Still, the dumb games go on, and not just with Republican leadership.
On Fox News, the networks' top primetime hosts rolled out more sleazy rhetorical techniques to signal support for Trump's Big Lie and the insurrection, all without having the courage to come right out and say what they meant bluntly. Instead, they mostly mocked the police officers who testified. Tucker Carlson sneeringly suggested the officers were exaggerating the trauma of January 6, while Laura Ingraham called the hearing "performance art." They're counting on viewers not watching the hearing in the first place. If they had, they would have heard that one of the police officers suffered a heart attack and traumatic brain injury, another had an emotional breakdown, another was seen on video being crushed in a door, and another provided photos of his extensive injuries from that day.

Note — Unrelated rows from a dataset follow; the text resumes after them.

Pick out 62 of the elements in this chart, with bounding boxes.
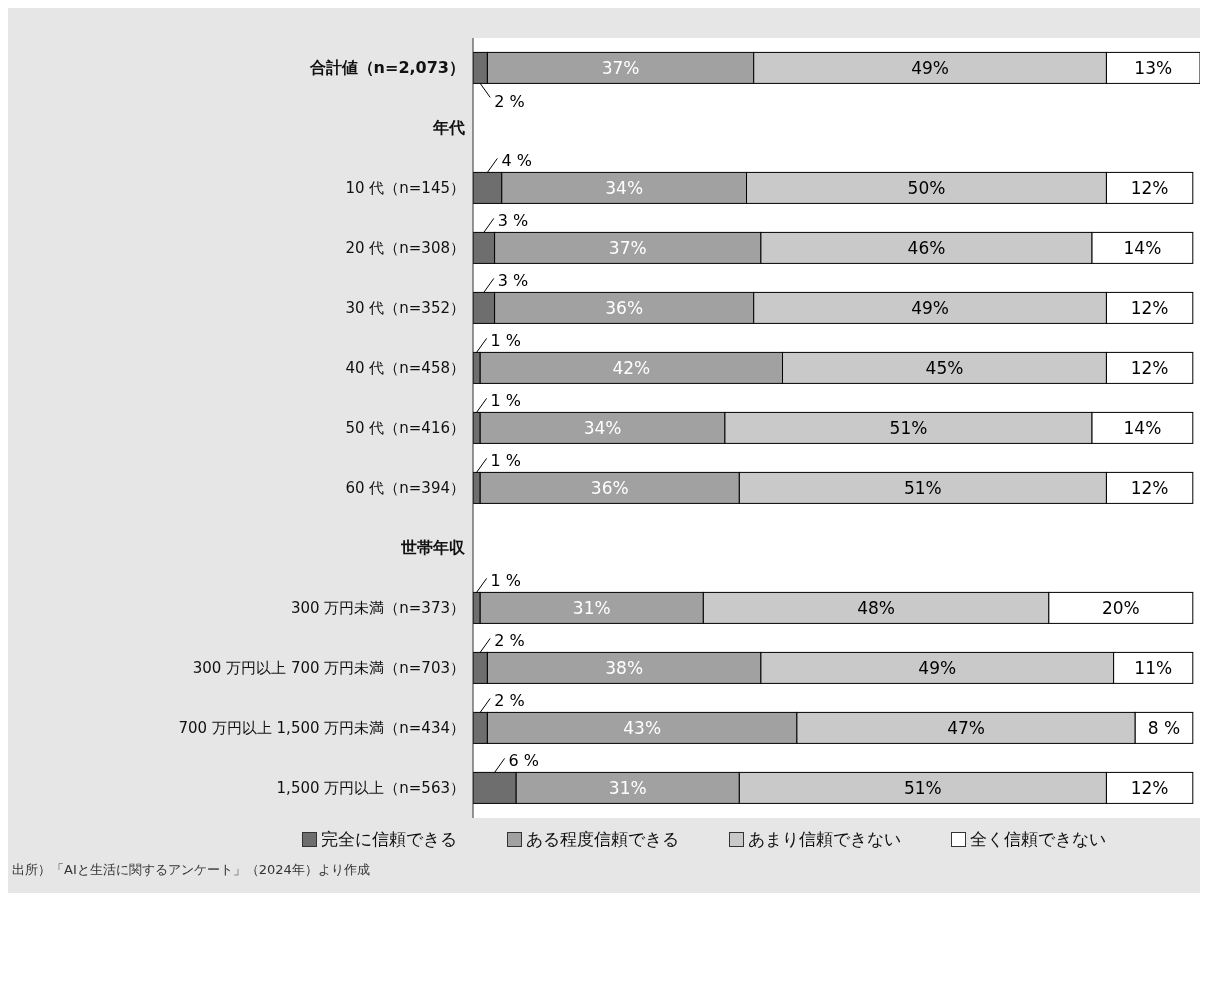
y-tick-label: 30 代（n=352） xyxy=(345,299,465,317)
data-label: 42% xyxy=(612,357,651,378)
data-label: 1 % xyxy=(490,571,522,591)
data-label: 12% xyxy=(1130,177,1169,198)
data-label: 12% xyxy=(1130,297,1169,318)
y-tick-label: 1,500 万円以上（n=563） xyxy=(276,779,465,797)
data-label: 36% xyxy=(590,477,629,498)
data-label: 47% xyxy=(947,717,985,738)
data-label: 49% xyxy=(918,657,957,678)
y-tick-label: 40 代（n=458） xyxy=(345,359,465,377)
data-label: 12% xyxy=(1130,777,1169,798)
data-label: 51% xyxy=(903,477,942,498)
y-tick-label: 世帯年収 xyxy=(400,538,466,557)
data-label: 48% xyxy=(857,597,895,618)
data-label: 31% xyxy=(572,597,611,618)
legend-label: ある程度信頼できる xyxy=(526,828,679,851)
y-tick-label: 300 万円以上 700 万円未満（n=703） xyxy=(192,659,465,677)
data-label: 49% xyxy=(911,297,949,318)
series-label: 全く信頼できない xyxy=(970,828,1106,851)
data-label: 51% xyxy=(903,777,942,798)
data-label: 11% xyxy=(1134,657,1173,678)
data-label: 2 % xyxy=(494,631,525,651)
text: 出所）「AIと生活に関するアンケート」（2024年）より作成 xyxy=(11,861,371,879)
data-label: 1 % xyxy=(490,451,522,471)
y-tick-label: 10 代（n=145） xyxy=(345,179,465,197)
y-tick-label: 年代 xyxy=(432,118,465,137)
data-label: 36% xyxy=(605,297,644,318)
data-label: 37% xyxy=(601,57,640,78)
data-label: 3 % xyxy=(497,211,529,231)
data-label: 12% xyxy=(1130,477,1169,498)
data-label: 1 % xyxy=(490,331,522,351)
data-label: 34% xyxy=(605,177,644,198)
legend-label: 完全に信頼できる xyxy=(321,828,457,851)
data-label: 31% xyxy=(608,777,647,798)
y-tick-label: 20 代（n=308） xyxy=(345,239,465,257)
data-label: 14% xyxy=(1123,417,1162,438)
y-tick-label: 700 万円以上 1,500 万円未満（n=434） xyxy=(178,719,465,737)
data-label: 6 % xyxy=(508,751,540,771)
data-label: 50% xyxy=(907,177,946,198)
data-label: 12% xyxy=(1130,357,1169,378)
data-label: 37% xyxy=(608,237,647,258)
y-tick-label: 60 代（n=394） xyxy=(345,479,465,497)
data-label: 4 % xyxy=(501,151,532,171)
data-label: 14% xyxy=(1123,237,1162,258)
data-label: 3 % xyxy=(497,271,529,291)
legend-label: あまり信頼できない xyxy=(748,828,901,851)
data-label: 13% xyxy=(1134,57,1173,78)
y-tick-label: 合計値（n=2,073） xyxy=(308,58,465,77)
data-label: 49% xyxy=(911,57,949,78)
data-label: 51% xyxy=(889,417,928,438)
data-label: 20% xyxy=(1101,597,1140,618)
y-tick-label: 300 万円未満（n=373） xyxy=(290,599,465,617)
y-tick-label: 50 代（n=416） xyxy=(345,419,465,437)
data-label: 1 % xyxy=(490,391,522,411)
data-label: 46% xyxy=(907,237,946,258)
data-label: 2 % xyxy=(494,92,525,112)
data-label: 2 % xyxy=(494,691,525,711)
data-label: 45% xyxy=(925,357,964,378)
data-label: 38% xyxy=(605,657,644,678)
data-label: 43% xyxy=(623,717,662,738)
data-label: 34% xyxy=(583,417,622,438)
data-label: 8 % xyxy=(1147,717,1181,738)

The most overtly fascist fringe of the Republican party is, it must be said, gliding closer to coming right out and saying they think that January 6 was a good thing.
As Zachary Petrizzo of Salon reported Tuesday, Reps. Marjorie Taylor Greene, R-GA, Matt Gaetz, R-Fl, Louie Gohmert, R-Tx., and Paul Gosar, R-Az., attempted to hold a press conference as counterprogramming to the hearing, in which arrested insurrectionists were portrayed as "political prisoners." The presser fell apart, however, when protesters made a mockery of the situation. But while these folks are generally treated as a "fringe" of the party, it's important to remember they are on exactly the same page as Trump himself. And he has been spouting the same talking points painting the insurrectionists as the good guys.

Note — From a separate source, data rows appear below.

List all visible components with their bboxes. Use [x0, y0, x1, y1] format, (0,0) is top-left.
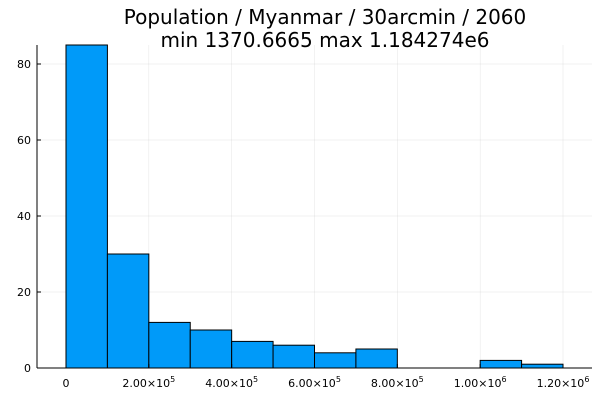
- histogram-bar: [231, 340, 274, 369]
- x-axis-ticks: 0 2.00×105 4.00×105 6.00×105 8.00×105 1.00×10…: [62, 364, 589, 390]
- x-tick-label: 2.00×105: [122, 375, 175, 390]
- histogram-bar: [314, 352, 357, 369]
- histogram-bar: [355, 348, 398, 369]
- histogram-bar: [189, 329, 233, 369]
- x-tick-label: 8.00×105: [371, 375, 424, 390]
- histogram-bar: [521, 363, 564, 369]
- y-tick-label: 40: [17, 210, 31, 223]
- histogram-bar: [65, 44, 108, 369]
- x-tick-label: 4.00×105: [205, 375, 258, 390]
- chart-subtitle: min 1370.6665 max 1.184274e6: [161, 28, 490, 52]
- y-tick-label: 60: [17, 134, 31, 147]
- x-tick-label: 1.20×106: [537, 375, 590, 390]
- x-tick-label: 0: [62, 377, 69, 390]
- y-tick-label: 0: [24, 362, 31, 375]
- histogram-bar: [479, 359, 523, 369]
- y-tick-label: 20: [17, 286, 31, 299]
- chart-title: Population / Myanmar / 30arcmin / 2060: [124, 5, 527, 29]
- x-tick-label: 1.00×106: [454, 375, 507, 390]
- histogram-bar: [106, 253, 150, 369]
- bars: [65, 44, 564, 369]
- histogram-bar: [148, 321, 191, 369]
- grid-lines: [37, 45, 592, 369]
- histogram-bar: [272, 344, 316, 369]
- y-tick-label: 80: [17, 58, 31, 71]
- y-axis-ticks: 0 20 40 60 80: [17, 58, 41, 375]
- x-tick-label: 6.00×105: [288, 375, 341, 390]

But even Trump is too much of a coward to come right out and say that he thinks violent insurrection is good. Instead, he's been in full gaslighting mode for months, denying that the riot was even a riot, instead saying, "it was zero threat" and that the insurrectionists were "hugging and kissing the police and the guards." For his part, officer Gonell directly retorted during the hearing Tuesday, "I'm still recovering from those 'hugs and kisses' that day that he claimed that so many rioters, terrorists, were assaulting us with."
Trump's attempted coup failed. But Republicans in state governments across the country are lining up to make sure, next time he tries to steal an election, he succeeds. What's going on here is not mysterious. All these Republicans are betting that Trump will soon ascend to the dictatorial powers he aspires to, and they want a piece of the pie when that happens. But, until the day comes that a newly inaugurated Trump is declaring January 6 a federal holiday of the glorious revolution, they continue to fear that it's bad politics to just come out in favor of fascist insurrections. So here we are, in a sea of gaslighting and deflection and victim-blaming. Because Republicans aren't just villains — they're cowards.